Here are three lessons that were on offer for the evening:
The same adjectives are recycled to describe Paul Pogba. He's aggressive, powerful, a complete athlete. While all those things are true, the Frenchman also possesses a skill few can rival. Against Stoke City, the midfielder showcased a cocktail of alluring tricks. These weren't useless spectacles designed purely to entertain. They were as effective as beguiling.
His sparkle on the ball was outdone by demonstrations of his enviable breadth of passing. Cute, sharp passes dovetailed with spraying, Paul Scholes-esque balls that raked over forty yards and triggered another United attack.
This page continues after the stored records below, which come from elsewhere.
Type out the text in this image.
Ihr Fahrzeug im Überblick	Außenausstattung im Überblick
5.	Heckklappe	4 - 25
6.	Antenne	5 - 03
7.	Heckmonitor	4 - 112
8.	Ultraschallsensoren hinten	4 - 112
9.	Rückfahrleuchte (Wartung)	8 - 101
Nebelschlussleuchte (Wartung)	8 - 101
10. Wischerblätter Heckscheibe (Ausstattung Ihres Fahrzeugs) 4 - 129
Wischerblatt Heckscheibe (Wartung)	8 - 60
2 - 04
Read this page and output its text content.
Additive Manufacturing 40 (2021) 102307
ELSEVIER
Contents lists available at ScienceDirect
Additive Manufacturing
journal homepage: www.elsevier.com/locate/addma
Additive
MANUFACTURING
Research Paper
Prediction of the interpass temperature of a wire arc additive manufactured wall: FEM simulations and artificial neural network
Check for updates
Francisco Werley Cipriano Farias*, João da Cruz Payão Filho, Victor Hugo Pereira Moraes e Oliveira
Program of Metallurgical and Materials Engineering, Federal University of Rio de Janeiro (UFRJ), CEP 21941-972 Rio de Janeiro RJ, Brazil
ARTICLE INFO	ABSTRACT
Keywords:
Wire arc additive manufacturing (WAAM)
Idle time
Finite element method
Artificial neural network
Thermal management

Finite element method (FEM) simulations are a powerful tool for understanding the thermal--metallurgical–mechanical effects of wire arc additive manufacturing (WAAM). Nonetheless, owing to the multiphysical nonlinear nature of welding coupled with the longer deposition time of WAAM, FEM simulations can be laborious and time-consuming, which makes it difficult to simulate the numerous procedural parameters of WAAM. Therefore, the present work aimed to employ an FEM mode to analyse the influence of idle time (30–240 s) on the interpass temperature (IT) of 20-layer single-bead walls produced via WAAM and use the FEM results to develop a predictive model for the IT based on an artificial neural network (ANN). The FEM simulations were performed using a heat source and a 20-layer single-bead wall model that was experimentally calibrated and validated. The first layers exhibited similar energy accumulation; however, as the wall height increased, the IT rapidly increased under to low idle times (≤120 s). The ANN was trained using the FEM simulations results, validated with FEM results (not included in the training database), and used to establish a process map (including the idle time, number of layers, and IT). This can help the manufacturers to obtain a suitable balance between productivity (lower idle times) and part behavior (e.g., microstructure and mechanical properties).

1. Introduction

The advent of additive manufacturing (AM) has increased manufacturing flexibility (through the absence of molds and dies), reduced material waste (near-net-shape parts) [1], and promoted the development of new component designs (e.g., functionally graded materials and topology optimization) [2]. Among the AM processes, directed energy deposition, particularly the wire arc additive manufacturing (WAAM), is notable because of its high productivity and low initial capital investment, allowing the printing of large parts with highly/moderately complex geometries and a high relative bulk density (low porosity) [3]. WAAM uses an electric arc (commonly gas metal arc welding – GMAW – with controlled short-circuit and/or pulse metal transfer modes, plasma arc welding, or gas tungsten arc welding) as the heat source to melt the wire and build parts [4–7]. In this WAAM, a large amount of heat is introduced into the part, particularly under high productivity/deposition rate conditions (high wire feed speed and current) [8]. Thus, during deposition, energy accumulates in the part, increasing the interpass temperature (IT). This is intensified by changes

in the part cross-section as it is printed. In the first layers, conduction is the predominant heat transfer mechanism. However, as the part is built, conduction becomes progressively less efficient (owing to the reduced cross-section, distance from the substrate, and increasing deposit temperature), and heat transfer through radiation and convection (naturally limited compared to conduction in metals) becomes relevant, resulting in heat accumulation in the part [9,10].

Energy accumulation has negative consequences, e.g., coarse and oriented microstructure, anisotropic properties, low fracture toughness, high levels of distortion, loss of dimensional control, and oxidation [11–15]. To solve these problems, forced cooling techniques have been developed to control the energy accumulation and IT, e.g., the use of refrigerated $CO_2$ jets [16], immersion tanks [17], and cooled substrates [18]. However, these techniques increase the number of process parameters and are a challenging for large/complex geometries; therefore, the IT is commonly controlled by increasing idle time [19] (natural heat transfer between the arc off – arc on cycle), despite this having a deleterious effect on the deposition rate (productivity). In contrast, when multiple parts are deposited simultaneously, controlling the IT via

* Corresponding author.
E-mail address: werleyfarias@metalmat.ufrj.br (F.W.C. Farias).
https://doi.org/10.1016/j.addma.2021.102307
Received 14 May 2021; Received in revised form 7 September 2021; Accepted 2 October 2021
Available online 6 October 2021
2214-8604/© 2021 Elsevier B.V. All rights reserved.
Pogba notched two assists on the evening setting up both Antonio Valencia and Anthony Martial. The squared ball across the box for Martial emphasised his remarkable vision. This was the £89 million man at his very best.
Phil Jones and Chris Smalling no match made in heaven
Phil Jones made an outstanding block with the game poised at 1-0. Had Eric Choupo-Moting fired home, the game would've been precariously balanced. As it was the English international bravely threw his body at it. The Stoke player's shot deflected wide.
Not to undermine the brilliance of this block, but it's precisely Jones' game. Last ditch shows of fearlessness, scything tackles and roughness. He is not technically gifted, neither spatially nor tactically aware. He certainly does not possess the concentration necessary in a Manchester United player.
Chris Smalling is no better. Though giving the impression of a ball-playing centre-back, his awareness is lamentable.
Twice Stoke could have scored through Steven Ireland, making his first Premier League start in 18 months. Twice it was because Jones and Smalling failed to form a cohesive partnership. They left acres of space between them, tempting Ireland to make runs into unmarked territory. He obliged. Such defending is criminal.
Stoke obliging opponents
The Potters entered the clash with the worst defensive record in the division. They had conceded the most goals by far and significantly widened the gap between them and Watford, the next most-generous side. United had only to turn up and drop down into second gear.
Praise should be mitigated by this factor. United were devastating at times. Anthony Martial and Antonio Valencia's brilliant finishes and Romelu Lukaku's brute strength in warding off two defenders to bury his were evidence. Still, it was largely down to the soft underbelly the visitors did not even pretend to conceal. Stoke came to Old Trafford with a daring side and was exposed.
The Red Devils swaggered only because they were given the jewelry, baggy jeans, snapback and glittering watch requisite for such a gait. This result should not coat over the stuttering festive period United endured. Rather it must be a catalyst for second-term success. The Red Devils will need momentum to compete for the FA Cup and the Champions League. There is work to be done. A steady win like this will do much for confidence. United owe their opponents a deal of thanks.
Paul Lambert must address this glaring problem if he is to keep Stoke City in the top flight. Organisation must be the mantra; discipline the instruction; Industry the creed, clean sheets the holy grail. The Potters possess the talent offensively but must be functional at the back.